Só mesmo o trivial
Entraram com diferença de dias no mesmo site. Ali se conheceram e se reconheceram. Entraves fizeram com que o encontro esperado, aquele em que os corpos se fundem e os cheiros se interpenetram, acontecesse bastante tempo depois que as almas se tocaram...
Da primeira vez ela foi. Ousou amar e foi. Ainda assim, ele fugiu após o primeiro contato sem dar conta de tanto sentimento (assim pensava ela), assustadoramente intenso. Ela ficou só, estupefata e triste.
A fuga dele lanhou-lhe a alma e amordaçou-lhe a verve, lançando-a na cegueira de quem, sem enxergar saída, vislumbra somente a desesperança. Desesperança não inspira poema, dá somente voz aos lamentos que se esgueiram pelos espaços vazios da mente que sofre e delira, exausta do sentir...
Havia o silêncio - que não se continha - e tomando os olhos para seu intérprete, varria os poemas na procura diária de sentir a presença que habitava as entrelinhas. Os olhos procuravam e se alimentavam do que, não dito, era inegável verdade a rasgar-lhe o peito...
E o tempo se encarregou de passar enquanto a escuridão se mantinha.
Da segunda vez ele foi. Ao primeiro chamado, a mudez dela se desfez em paixão que, contida, ameaçava romper a barreira entre sanidade e loucura. Em algum lugar não identificado, o lume do amor escavava um ponto cego para sobreviver ao mundo que, repleto de regras, contratos e acordos, compra e escraviza os sonhos.
Na privacidade de sua casa, ela o recebeu.

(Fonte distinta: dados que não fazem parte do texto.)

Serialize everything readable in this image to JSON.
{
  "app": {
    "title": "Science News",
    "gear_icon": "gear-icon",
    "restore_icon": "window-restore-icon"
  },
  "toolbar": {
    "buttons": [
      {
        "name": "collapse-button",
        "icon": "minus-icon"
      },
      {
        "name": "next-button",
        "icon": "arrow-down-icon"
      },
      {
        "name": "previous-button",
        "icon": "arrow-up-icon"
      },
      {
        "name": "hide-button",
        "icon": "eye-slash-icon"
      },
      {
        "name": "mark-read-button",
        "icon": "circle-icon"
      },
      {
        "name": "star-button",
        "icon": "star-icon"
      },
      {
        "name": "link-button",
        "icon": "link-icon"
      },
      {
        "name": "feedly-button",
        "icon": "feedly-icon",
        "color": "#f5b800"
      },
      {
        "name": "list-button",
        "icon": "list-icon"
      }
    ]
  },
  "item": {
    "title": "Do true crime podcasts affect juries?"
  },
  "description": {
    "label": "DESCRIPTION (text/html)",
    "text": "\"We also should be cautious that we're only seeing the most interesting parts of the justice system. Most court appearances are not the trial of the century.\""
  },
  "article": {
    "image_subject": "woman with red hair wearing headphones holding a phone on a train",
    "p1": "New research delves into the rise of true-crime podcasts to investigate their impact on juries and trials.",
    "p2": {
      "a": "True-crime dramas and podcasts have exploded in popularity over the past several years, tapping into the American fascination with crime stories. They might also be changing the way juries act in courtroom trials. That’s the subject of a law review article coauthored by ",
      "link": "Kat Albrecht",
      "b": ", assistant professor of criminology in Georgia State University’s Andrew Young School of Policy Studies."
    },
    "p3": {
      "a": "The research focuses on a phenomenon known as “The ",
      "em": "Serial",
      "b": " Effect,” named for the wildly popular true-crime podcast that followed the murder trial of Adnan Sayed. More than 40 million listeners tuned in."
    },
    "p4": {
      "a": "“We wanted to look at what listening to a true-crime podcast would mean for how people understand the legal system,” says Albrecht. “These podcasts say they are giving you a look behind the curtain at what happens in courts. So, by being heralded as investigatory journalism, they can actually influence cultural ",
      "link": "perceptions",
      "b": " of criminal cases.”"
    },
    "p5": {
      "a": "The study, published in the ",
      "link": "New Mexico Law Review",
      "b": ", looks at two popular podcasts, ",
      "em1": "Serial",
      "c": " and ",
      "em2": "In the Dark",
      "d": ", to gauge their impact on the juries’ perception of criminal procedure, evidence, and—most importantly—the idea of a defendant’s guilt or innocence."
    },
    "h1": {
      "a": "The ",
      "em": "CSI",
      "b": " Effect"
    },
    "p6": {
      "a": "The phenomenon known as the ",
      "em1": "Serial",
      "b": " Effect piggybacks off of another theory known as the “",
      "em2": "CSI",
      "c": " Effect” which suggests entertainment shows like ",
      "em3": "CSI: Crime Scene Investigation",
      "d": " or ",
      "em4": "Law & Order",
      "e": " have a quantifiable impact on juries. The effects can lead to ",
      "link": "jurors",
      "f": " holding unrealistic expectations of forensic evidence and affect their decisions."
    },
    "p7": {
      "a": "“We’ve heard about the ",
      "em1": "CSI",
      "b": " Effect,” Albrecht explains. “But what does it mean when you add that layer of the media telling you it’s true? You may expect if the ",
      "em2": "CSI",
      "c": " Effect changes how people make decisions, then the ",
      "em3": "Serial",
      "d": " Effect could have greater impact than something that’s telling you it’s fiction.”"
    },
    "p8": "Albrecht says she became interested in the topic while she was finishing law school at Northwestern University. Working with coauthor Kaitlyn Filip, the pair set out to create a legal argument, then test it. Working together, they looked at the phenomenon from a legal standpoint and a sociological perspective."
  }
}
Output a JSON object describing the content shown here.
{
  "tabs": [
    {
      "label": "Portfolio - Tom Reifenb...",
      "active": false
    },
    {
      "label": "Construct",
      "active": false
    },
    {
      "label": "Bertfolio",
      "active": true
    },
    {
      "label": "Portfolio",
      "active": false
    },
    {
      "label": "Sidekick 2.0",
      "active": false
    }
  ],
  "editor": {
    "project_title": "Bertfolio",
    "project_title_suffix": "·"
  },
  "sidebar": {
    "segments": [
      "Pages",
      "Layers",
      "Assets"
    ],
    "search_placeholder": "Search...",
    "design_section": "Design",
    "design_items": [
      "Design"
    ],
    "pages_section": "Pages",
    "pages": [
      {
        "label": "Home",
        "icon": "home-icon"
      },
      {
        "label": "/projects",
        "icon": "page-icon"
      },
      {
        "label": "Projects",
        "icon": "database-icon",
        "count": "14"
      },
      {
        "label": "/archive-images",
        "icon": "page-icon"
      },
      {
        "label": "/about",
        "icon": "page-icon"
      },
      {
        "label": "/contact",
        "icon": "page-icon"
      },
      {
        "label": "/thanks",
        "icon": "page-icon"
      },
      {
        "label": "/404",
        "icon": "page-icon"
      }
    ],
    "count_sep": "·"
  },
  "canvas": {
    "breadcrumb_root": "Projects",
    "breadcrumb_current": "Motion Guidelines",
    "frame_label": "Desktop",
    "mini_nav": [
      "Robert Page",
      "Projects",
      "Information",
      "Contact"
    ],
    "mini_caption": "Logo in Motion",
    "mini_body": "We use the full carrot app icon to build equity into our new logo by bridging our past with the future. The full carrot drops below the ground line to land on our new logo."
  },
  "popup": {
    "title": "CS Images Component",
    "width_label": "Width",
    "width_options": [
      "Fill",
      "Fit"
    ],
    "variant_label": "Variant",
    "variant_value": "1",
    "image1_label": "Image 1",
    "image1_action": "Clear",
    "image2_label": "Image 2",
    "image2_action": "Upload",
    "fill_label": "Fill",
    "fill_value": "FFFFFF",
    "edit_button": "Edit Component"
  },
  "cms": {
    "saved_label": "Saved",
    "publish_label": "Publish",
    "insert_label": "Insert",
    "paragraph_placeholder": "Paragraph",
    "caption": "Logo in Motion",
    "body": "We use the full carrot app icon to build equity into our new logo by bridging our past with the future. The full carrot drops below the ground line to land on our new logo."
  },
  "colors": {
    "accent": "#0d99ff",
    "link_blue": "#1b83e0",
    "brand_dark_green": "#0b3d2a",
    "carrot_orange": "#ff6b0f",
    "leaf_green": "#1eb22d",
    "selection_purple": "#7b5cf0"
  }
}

Amorosa e gentilmente. Como quem concebe sutilezas, aspergiu perfume e sentimentalidade em toda a parte, rascunhou e criou entalhe de profundas e doces memórias em cada poro da pele e da psiquê.
O ferino desejo que se anunciava nos corpos explodiu em abraços, beijos e posse, insondável sintonia a desnudar-lhes a intimidade que só quem sem reservas se entrega pode sentir. Inaudito e transcendental momento, em sua perfeição...
De novo...ele fugiu. Não sem antes lhe recomendar estratégias de distanciamento e subterfúgios para que esse amor vivido nunca fosse identificado. Proscrito, como um pecado a ser extirpado, apenas com palavras tornou o bonito em mácula. Com uma adaga afiada desentranhou as raízes do que havia sido caprichosamente semeado em meio a bem-querer, carinho, suor e êxtase...
Doeu demais. A casa, agora vazia, carregava as marcas dele em cada cômodo e era uma agonia viver ali, execrada e oca. Tarde demais percebeu o erro de tê-lo assim tão junto de sua respiração. Ao partir, ele levou a paz e maculou seu lugar de íntimo recolhimento, com a frieza das palavras que proferiu. Tarde demais percebeu que viver de quimera, desejando-o – como antes - era muito menos excruciante do que ouvi-lo dar instruções de como não ser sua mulher.
Claramente definido por ele o limite do que viveram ou viveriam daí em diante. A pequenez do que se antevia seria a via mais precisa para a morte do amor que lhe ocupava o peito...Calou-se a poeta. Recolheu-se ao seio da alma a semente.
E fim.
Enfim...
Agora ela vive apenas e só mesmo o trivial.